René Adler geht schweren Zeiten entgegen. Im vorigen Sommer war der erfahrene Schlussmann als Führungsspieler von Mainz 05 verpflichtet worden. Nachdem Florian Müller bei seinem Bundesliga-Debüt vollauf überzeugen konnte, steht ihm vorerst der Stammplatz zwischen den Pfosten zu. Adler nimmt es mit Fassung.


Der 20-jährige Florian Müller wurde am vergangenen Wochenende in das kalte Bundesliga-Wasser geworfen. Im Abstiegsduell gegen den Hamburger SV (0:0) hielt der Youngster überragend, parierte unter anderem einen Elfmeter von Filip Kostic. ​Müller steht auch am ​heutigen Freitagabend (20.30 Uhr) gegen Schalke 04 zwischen den Mainzer Pfosten.
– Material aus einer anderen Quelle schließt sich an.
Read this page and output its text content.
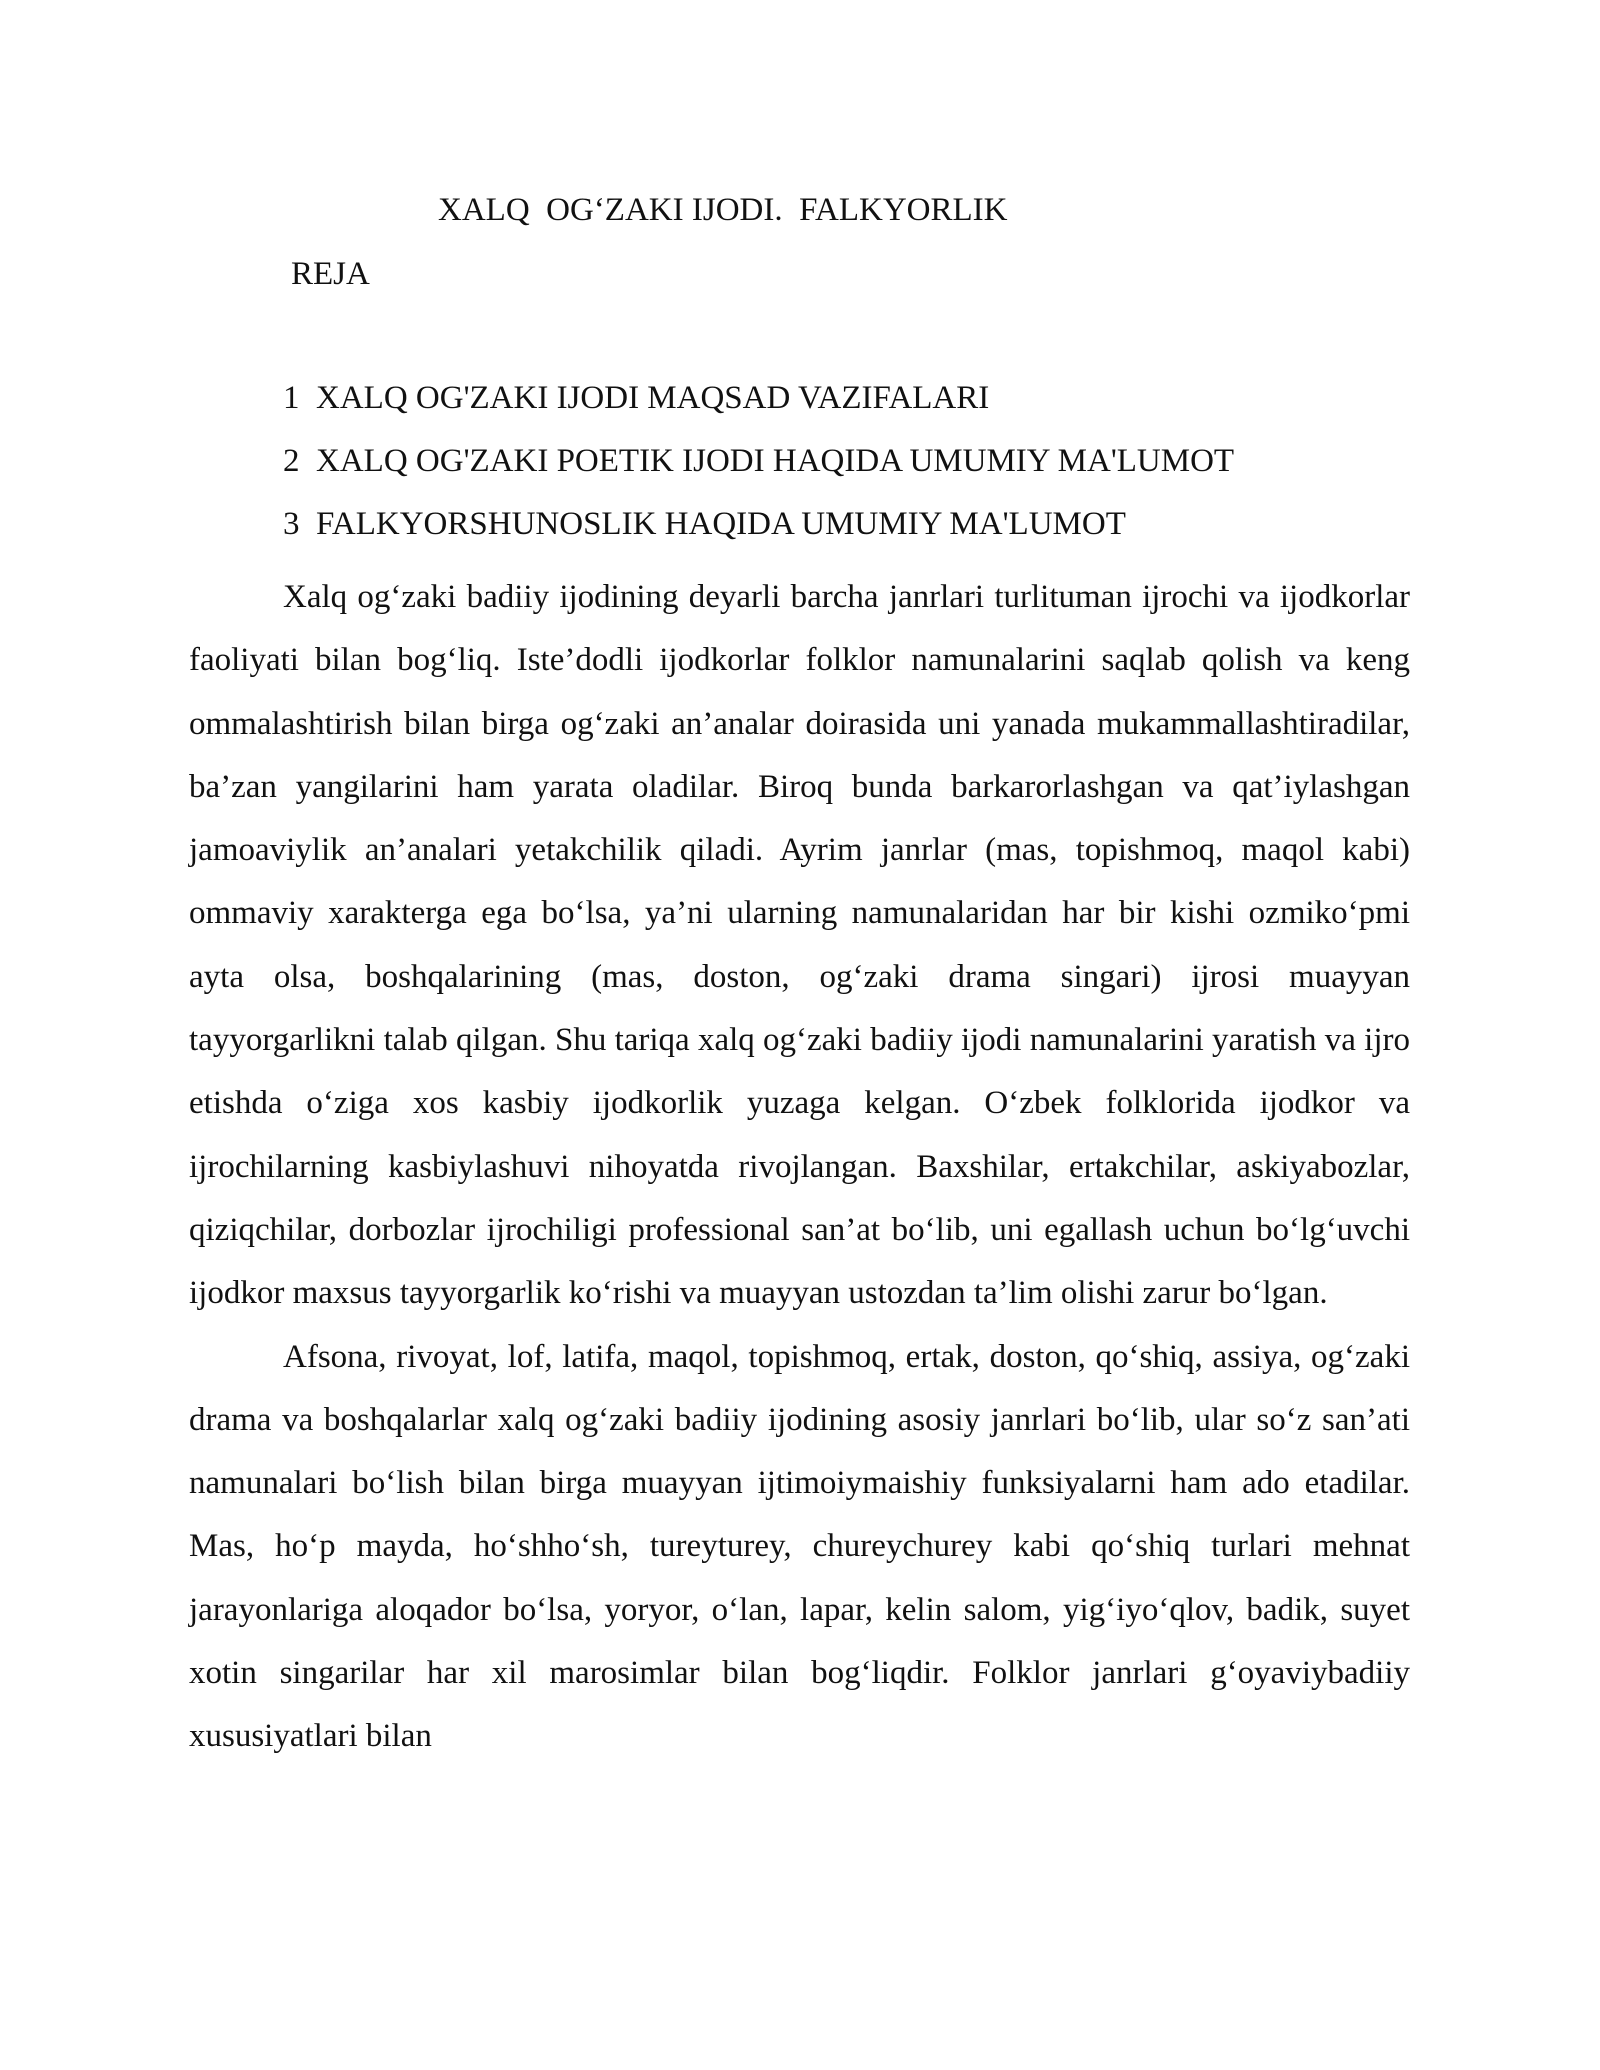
XALQ  OG‘ZAKI IJODI.  FALKYORLIK
REJA
1  XALQ OG'ZAKI IJODI MAQSAD VAZIFALARI
2  XALQ OG'ZAKI POETIK IJODI HAQIDA UMUMIY MA'LUMOT
3  FALKYORSHUNOSLIK HAQIDA UMUMIY MA'LUMOT

Xalq og‘zaki badiiy ijodining deyarli barcha janrlari turlituman ijrochi va ijodkorlar faoliyati bilan bog‘liq. Iste’dodli ijodkorlar folklor namunalarini saqlab qolish va keng ommalashtirish bilan birga og‘zaki an’analar doirasida uni yanada mukammallashtiradilar, ba’zan yangilarini ham yarata oladilar. Biroq bunda barkarorlashgan va qat’iylashgan jamoaviylik an’analari yetakchilik qiladi. Ayrim janrlar (mas, topishmoq, maqol kabi) ommaviy xarakterga ega bo‘lsa, ya’ni ularning namunalaridan har bir kishi ozmiko‘pmi ayta olsa, boshqalarining (mas, doston, og‘zaki drama singari) ijrosi muayyan tayyorgarlikni talab qilgan. Shu tariqa xalq og‘zaki badiiy ijodi namunalarini yaratish va ijro etishda o‘ziga xos kasbiy ijodkorlik yuzaga kelgan. O‘zbek folklorida ijodkor va ijrochilarning kasbiylashuvi nihoyatda rivojlangan. Baxshilar, ertakchilar, askiyabozlar, qiziqchilar, dorbozlar ijrochiligi professional san’at bo‘lib, uni egallash uchun bo‘lg‘uvchi ijodkor maxsus tayyorgarlik ko‘rishi va muayyan ustozdan ta’lim olishi zarur bo‘lgan.

Afsona, rivoyat, lof, latifa, maqol, topishmoq, ertak, doston, qo‘shiq, assiya, og‘zaki drama va boshqalarlar xalq og‘zaki badiiy ijodining asosiy janrlari bo‘lib, ular so‘z san’ati namunalari bo‘lish bilan birga muayyan ijtimoiymaishiy funksiyalarni ham ado etadilar. Mas, ho‘p mayda, ho‘shho‘sh, tureyturey, chureychurey kabi qo‘shiq turlari mehnat jarayonlariga aloqador bo‘lsa, yoryor, o‘lan, lapar, kelin salom, yig‘iyo‘qlov, badik, suyet xotin singarilar har xil marosimlar bilan bog‘liqdir. Folklor janrlari g‘oyaviybadiiy xususiyatlari bilan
„Flo­ri­an Mül­ler spielt, René sitzt auf der Bank“, kündigte 05-Trainer Sandro Schwarz vor der Partie an. „Für uns eine lo­gi­sche Ent­schei­dung, al­lei­ne aus Flos Leis­tung in Ham­burg her­aus. Da gab‘s keine Not­wen­dig­keit, schon wie­der zu wech­seln.“ Für René Adler, der in den vergangenen Monaten verletzungsbedingt zurückgeworfen wurde, ein herber Rückschlag.

Hamburger SV v 1. FSV Mainz 05 - Bundesliga

Florian Müller halt den Elfmeter von Filip Kostic


Laut Schwarz gilt das Leistungsprinzip. Die Entscheidung pro Müller sei zeitlich keinesfalls begrenzt. Man habe nicht vor, jede Woche einen Wechsel zu veranstalten. „Flo­ri­an Mül­ler gab uns im Spiel beim HSV das Ge­fühl, dem Druck im Ab­stiegs­kampf Stand zu hal­ten.“ Adler, mit der Erfahrung von mehr als 260 Bundesligaspielen ausgestattet, setzt sich mit der Entscheidung seines Trainers professionell auseinander.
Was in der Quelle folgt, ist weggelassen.